Renishaw was a user of additive manufacturing before it became an OEM supplying additive manufacturing technology—specifically, laser melting systems for producing metal parts. For a metrology company to diversify into additive manufacturing machinery in this way indicates the long-term promise the company sees for this method of manufacturing.
In the short term, however, there are challenges. Renishaw’s Robin Weston, marketing manager for additive manufacturing products, recently detailed the challenges in a presentation given at the company’s Miskin site, where laser melting machines are produced.

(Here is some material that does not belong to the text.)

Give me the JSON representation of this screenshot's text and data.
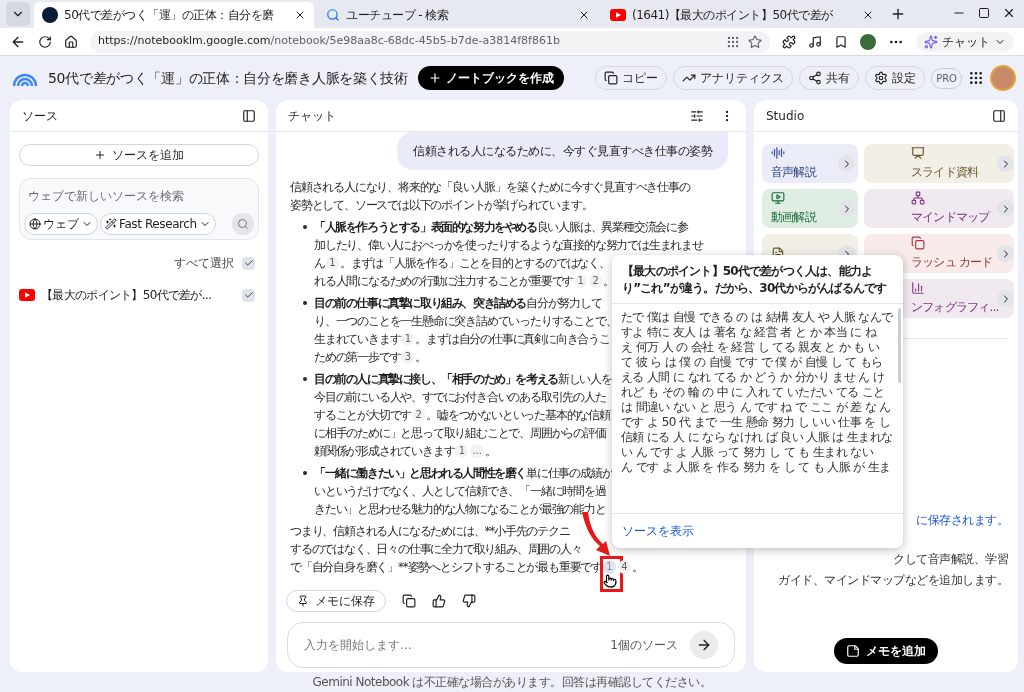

He says the list below comprises the major obstacles that are slowing additive manufacturing’s adoption. In other words, the adoption of additive manufacturing is poised to accelerate, as each of these challenges is confronted and overcome:
Adoption of AM—the challenges today
1. Component redesigns are crucial to the business case for an AM system, because the full value is realized only by parts designed to take advantage of AM.
2. Not enough people are trained yet in designing for AM.
3. Software needs more development. Tools for design for AM are not yet common in CAD packages.
4. AM can bring significant change to distribution and business models based on conventional manufacturing. This could be an unwelcome disruption.
5. AM technologies remain too expensive and too slow. The machine marketplace is still immature.
6. International standards and practices for performance measurement and monitoring must be developed. This will require collaboration and partnerships between competitors, including both users and manufacturers of AM systems.